Overdispersed poisson or negative binomial regression I am performing a GLM on count data (insurance claims) and I wish to compare Overdispersed Poisson Regression (ODP) against Negative Binomial regression. 
would know whether there is a practical index (AIC, logLik) that in standard R could support me in fitting which one to use. I am selecting significant predictors with backward deletion (using anova(fittedModel, test="Chisq") type III tests). 
Therefore it is not assumed the final model within each distribution family to have the same predictor sets.
 A: Instead of overdispersed (or quasi-)poisson regression you can use the NB1 distribution, which has the same linear variance function as ODP and a full-fledged likelihood function instead of the quasilikelihood of ODP. NB1 is implemented in the gamlss package as family=NBII, whereas regular Negative Binomial can be called through family=NBI. All credit for this part of the answer goes to @Achim Zeileis for helping me with a similar question here: Why is the Quasipoisson in glm not treated as a special case of Negative Binomial? ,  see his post for more info regarding NB/NB1 (and the confusing naming conventions).

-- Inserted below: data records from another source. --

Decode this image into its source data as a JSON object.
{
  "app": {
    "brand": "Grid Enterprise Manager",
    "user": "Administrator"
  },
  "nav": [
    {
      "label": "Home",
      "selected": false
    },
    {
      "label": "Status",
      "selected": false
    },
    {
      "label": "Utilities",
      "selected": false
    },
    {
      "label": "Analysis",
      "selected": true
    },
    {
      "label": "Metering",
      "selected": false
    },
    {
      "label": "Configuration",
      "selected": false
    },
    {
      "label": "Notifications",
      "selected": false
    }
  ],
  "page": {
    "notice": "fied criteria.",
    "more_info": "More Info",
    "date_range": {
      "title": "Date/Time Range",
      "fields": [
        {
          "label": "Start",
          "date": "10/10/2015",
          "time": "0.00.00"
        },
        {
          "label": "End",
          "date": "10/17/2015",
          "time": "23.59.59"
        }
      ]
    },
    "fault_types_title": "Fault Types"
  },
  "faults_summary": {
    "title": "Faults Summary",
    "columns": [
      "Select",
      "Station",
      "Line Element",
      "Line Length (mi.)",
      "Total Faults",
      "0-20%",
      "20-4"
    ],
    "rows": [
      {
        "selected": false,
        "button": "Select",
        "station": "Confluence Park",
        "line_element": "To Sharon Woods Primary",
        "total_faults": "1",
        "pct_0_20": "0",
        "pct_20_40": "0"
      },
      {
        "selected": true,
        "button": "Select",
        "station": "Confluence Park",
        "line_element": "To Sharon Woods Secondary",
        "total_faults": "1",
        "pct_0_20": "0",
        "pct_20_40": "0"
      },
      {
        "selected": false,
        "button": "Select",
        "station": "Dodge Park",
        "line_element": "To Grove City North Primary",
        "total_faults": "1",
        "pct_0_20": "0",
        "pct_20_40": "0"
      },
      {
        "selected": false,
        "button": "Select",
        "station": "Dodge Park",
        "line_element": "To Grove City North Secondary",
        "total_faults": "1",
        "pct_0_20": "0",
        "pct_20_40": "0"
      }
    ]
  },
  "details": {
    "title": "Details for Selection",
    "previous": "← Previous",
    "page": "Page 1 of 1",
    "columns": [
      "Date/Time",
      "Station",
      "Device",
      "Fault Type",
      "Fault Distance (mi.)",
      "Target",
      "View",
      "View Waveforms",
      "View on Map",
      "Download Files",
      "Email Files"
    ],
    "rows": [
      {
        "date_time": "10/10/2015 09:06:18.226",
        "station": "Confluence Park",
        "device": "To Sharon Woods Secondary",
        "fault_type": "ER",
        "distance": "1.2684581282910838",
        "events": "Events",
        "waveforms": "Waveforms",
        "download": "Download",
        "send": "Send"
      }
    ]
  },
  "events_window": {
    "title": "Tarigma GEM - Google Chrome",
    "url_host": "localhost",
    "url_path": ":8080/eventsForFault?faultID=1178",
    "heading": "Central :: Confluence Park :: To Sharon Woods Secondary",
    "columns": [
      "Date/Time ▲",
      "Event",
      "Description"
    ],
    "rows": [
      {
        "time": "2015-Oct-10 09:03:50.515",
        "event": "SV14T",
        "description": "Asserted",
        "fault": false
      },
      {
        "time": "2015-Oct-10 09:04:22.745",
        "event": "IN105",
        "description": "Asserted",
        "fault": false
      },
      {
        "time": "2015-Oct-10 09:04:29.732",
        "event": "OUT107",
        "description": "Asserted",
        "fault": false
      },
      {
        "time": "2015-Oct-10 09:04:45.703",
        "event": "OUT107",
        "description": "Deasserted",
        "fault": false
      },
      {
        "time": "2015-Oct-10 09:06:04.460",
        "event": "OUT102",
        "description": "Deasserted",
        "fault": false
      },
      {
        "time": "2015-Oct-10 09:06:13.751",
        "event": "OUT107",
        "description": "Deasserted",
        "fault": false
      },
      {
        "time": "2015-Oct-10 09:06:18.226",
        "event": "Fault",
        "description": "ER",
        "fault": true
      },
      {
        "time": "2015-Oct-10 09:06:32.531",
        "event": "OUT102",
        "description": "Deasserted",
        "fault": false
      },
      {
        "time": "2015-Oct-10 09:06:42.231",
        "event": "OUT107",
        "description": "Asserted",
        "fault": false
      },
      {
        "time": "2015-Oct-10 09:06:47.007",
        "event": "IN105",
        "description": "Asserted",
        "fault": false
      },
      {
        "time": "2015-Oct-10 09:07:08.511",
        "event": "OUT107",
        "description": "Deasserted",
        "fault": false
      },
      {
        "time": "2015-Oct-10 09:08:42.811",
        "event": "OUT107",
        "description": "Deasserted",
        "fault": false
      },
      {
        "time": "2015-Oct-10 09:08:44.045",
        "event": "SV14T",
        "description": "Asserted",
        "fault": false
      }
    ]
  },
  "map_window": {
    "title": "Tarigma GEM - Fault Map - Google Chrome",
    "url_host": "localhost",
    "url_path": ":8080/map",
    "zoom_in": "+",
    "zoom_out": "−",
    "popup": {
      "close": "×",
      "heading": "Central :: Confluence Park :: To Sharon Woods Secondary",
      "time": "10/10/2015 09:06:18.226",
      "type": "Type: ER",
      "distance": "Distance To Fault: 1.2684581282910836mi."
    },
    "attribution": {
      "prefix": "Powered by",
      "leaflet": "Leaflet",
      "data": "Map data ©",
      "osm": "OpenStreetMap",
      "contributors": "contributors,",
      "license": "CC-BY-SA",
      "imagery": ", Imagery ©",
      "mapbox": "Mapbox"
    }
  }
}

Regarding ANOVA, I have not been able to find a built-in method for gamlss objects, but it is not hard to write your own implementation of the chi-squared test statistic. An example:
set.seed(123)
data = rNBII(100,mu = 6,sigma=0.5)  #generate NB1 data with mean mu=5 and variance (1+sigma)*mu = 9
h0 = gamlss(data~1,family=PO) #null model: poisson
h1 = gamlss(data~1,family=NBII) #alternative model: NB1/ODP

df = h1$df.fit - h0$df.fit
deviance = as.numeric(-2*logLik(h0) + 2*logLik(h1))
p.value = pchisq(deviance,df,lower.tail=F)
> p.value
[1] 0.01429169 #reject the null model at > 95% confidence

A: I am not sure exactly what is meant by "in standard R" but if you are open to downloading packages, I believe the pscl package's vuong function may do what you want. It implements a model comparison test that is designed specifically to compare non-nested models; it can compare nested ones as well, but there are more familiar ones that can serve that purpose. Like most other model comparison tests, it is based on comparing the likelihoods of the two models. The Vuong test involves some correction for parsimony and such as well. 
A decent summary is available at Wikipedia. 
Here's the original citation:
Vuong, Q.H. (1989). Likelihood ratio tests for model selection and non-nested hypotheses. Econometrica. 57(2). 307–333.